If you want to use joins joinRelation method may be the one you are looking for.

@newhouse - you were bang on, and the pitfalls you describe mirror my own.
The only other problem I'm running into now is that I'm trying to add pagination using .page(pageNumber, 10). When I add the .page query I get the error message:
'Error: TypeError: Cannot read property 'columns' of undefined'. Any idea how to solve this ?

@fl0w - I will try your edit solution using inner joins and let you know how that goes, thanks.

@koskimas - I tried your solution and kept getting 'missing FROM' errors, I suspect it falls into the same pitfalls that @newhouse described when he was trying to find a solution.

Thanks for all the detailed responses guys, I really appreciate the help.

Loss of the use of page and limit methods are listed in the limitations of the JoinEagerAlgorithm, unfortunately. Also, I've not used Objection's pagination helpers before but now's a good time to try.

You're starting to get into the realm of serious trade-offs, but for pagination I'm pretty sure you'll need a subquery to do it in 1 shot. There are definitely a lot of ways to do this and I'm probably doing something horrible, but here's at least one solution that kind of sticks with what _I think_ that _you think_ is important:

  .query()
  .eagerAlgorithm(Doctor.JoinEagerAlgorithm) // Still single query JOIN to load the Models
  .eager('contactInfo')
  // Use this modifyEager if you want ONLY the "Sqlmagicstan" DoctorContact records fetched and attached at the end of the day. Else no need.
  .modifyEager('contactInfo', builder => {
    builder.where('cityField', 'Sqlmagicstan');
  })
  .whereIn('id',

    // Sub-query the Doctors table, returning only 'id' for Doctors with an office in Sqlmagicstan
    Doctor
      .query()
      .select('id')
      .joinRelation('contactInfo')
      .where('contactInfo.city', 'Sqlmagicstan')
      .orderBy('lastName') // Ordering by Last Name since you're paginating for a reason
      .orderBy('id') // Ordering by id in case there are many Dr.
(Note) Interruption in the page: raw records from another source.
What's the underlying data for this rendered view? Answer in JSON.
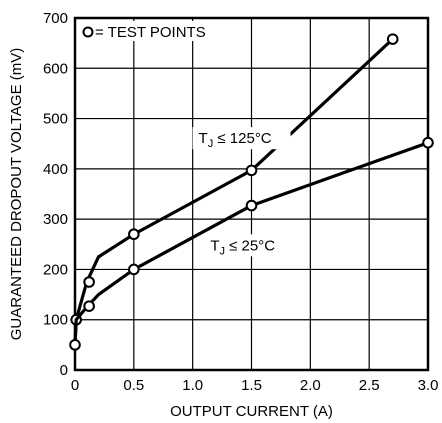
{
  "chart_data": {
    "type": "line",
    "xlabel": "OUTPUT CURRENT (A)",
    "ylabel": "GUARANTEED DROPOUT VOLTAGE (mV)",
    "xlim": [
      0,
      3.0
    ],
    "ylim": [
      0,
      700
    ],
    "xticks": [
      "0",
      "0.5",
      "1.0",
      "1.5",
      "2.0",
      "2.5",
      "3.0"
    ],
    "yticks": [
      "0",
      "100",
      "200",
      "300",
      "400",
      "500",
      "600",
      "700"
    ],
    "grid": true,
    "legend": {
      "marker": "circle",
      "label": "= TEST POINTS",
      "placement": "top-left"
    },
    "series": [
      {
        "annotation": {
          "main": "T",
          "sub": "J",
          "rest": " ≤ 125°C"
        },
        "line": [
          {
            "x": 0,
            "y": 50
          },
          {
            "x": 0.01,
            "y": 100
          },
          {
            "x": 0.1,
            "y": 175
          },
          {
            "x": 0.2,
            "y": 225
          },
          {
            "x": 0.5,
            "y": 270
          },
          {
            "x": 1.5,
            "y": 397
          },
          {
            "x": 2.7,
            "y": 658
          }
        ],
        "test_points": [
          {
            "x": 0.01,
            "y": 100
          },
          {
            "x": 0.12,
            "y": 175
          },
          {
            "x": 0.5,
            "y": 270
          },
          {
            "x": 1.5,
            "y": 397
          },
          {
            "x": 2.7,
            "y": 658
          }
        ]
      },
      {
        "annotation": {
          "main": "T",
          "sub": "J",
          "rest": " ≤ 25°C"
        },
        "line": [
          {
            "x": 0,
            "y": 50
          },
          {
            "x": 0.01,
            "y": 100
          },
          {
            "x": 0.1,
            "y": 125
          },
          {
            "x": 0.2,
            "y": 150
          },
          {
            "x": 0.5,
            "y": 200
          },
          {
            "x": 1.5,
            "y": 327
          },
          {
            "x": 3.0,
            "y": 452
          }
        ],
        "test_points": [
          {
            "x": 0,
            "y": 50
          },
          {
            "x": 0.12,
            "y": 127
          },
          {
            "x": 0.5,
            "y": 200
          },
          {
            "x": 1.5,
            "y": 327
          },
          {
            "x": 3.0,
            "y": 452
          }
        ]
      }
    ]
  }
}
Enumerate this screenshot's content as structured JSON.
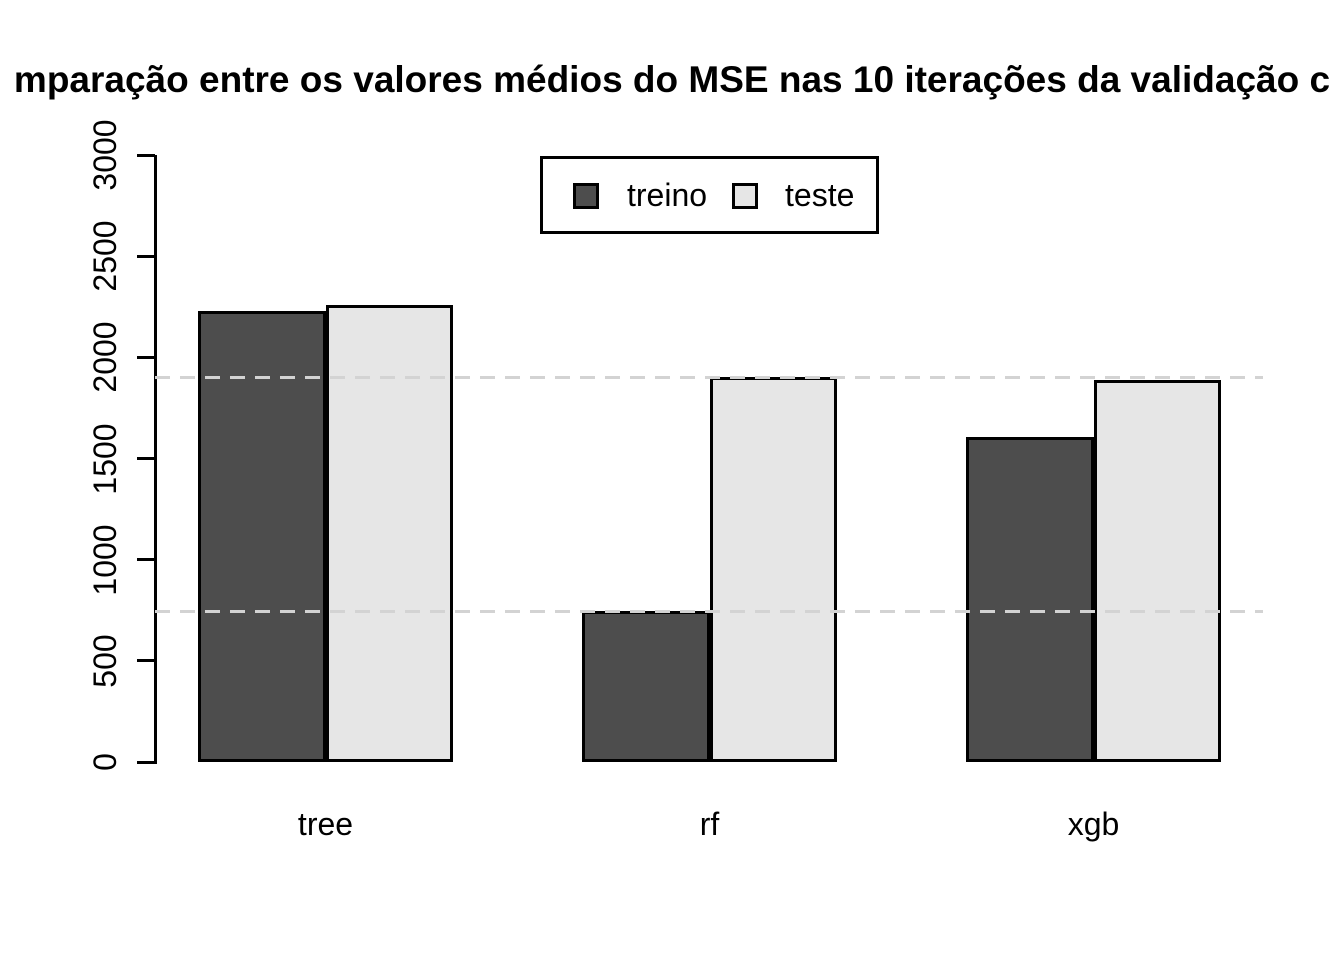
{
  "chart_data": {
    "type": "bar",
    "title": "mparação entre os valores médios do MSE nas 10 iterações da validação c",
    "categories": [
      "tree",
      "rf",
      "xgb"
    ],
    "series": [
      {
        "name": "treino",
        "color": "#4d4d4d",
        "values": [
          2230,
          745,
          1605
        ]
      },
      {
        "name": "teste",
        "color": "#e6e6e6",
        "values": [
          2260,
          1905,
          1890
        ]
      }
    ],
    "xlabel": "",
    "ylabel": "",
    "ylim": [
      0,
      3000
    ],
    "yticks": [
      0,
      500,
      1000,
      1500,
      2000,
      2500,
      3000
    ],
    "ytick_labels_rotated": true,
    "reference_lines": {
      "values": [
        745,
        1900
      ],
      "style": "dashed",
      "color": "#d3d3d3"
    },
    "legend": {
      "position": "top-center",
      "entries": [
        "treino",
        "teste"
      ]
    },
    "bar_border_color": "#000000",
    "axis_color": "#000000",
    "background": "#ffffff",
    "grid": "off (two dashed horizontal reference lines only)"
  }
}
Newhouses in Sqlmagicstan
      .page(pageNumber, 10) // This is where you can leverage paging
  )
  .orderBy('lastName') // Order by Last Name again since that's how expect the pagination to come out
  .then(aPageOfDoctorsInSqlmagicstan => {
  });

If I had more time (have to run) I'd figure out how to make that subquery return distinct Doctor IDs since if "Dr. Newhouse" has more than 1 office in Sqlmagicstan, that subquery (while returning 10 rows) will only result in <= 9 Doctors instantiated by the outer query. Probably a distinct or groupBy or something like that will do it.

@nlazzari Did you solve your problem? Can I close this?

I'm still implementing this solution, will see tomorrow if this has done the trick.

@nlazzari how about now?

Sorry, yes it's good now, you can close the thread. Thanks everyone, I appreciate your help.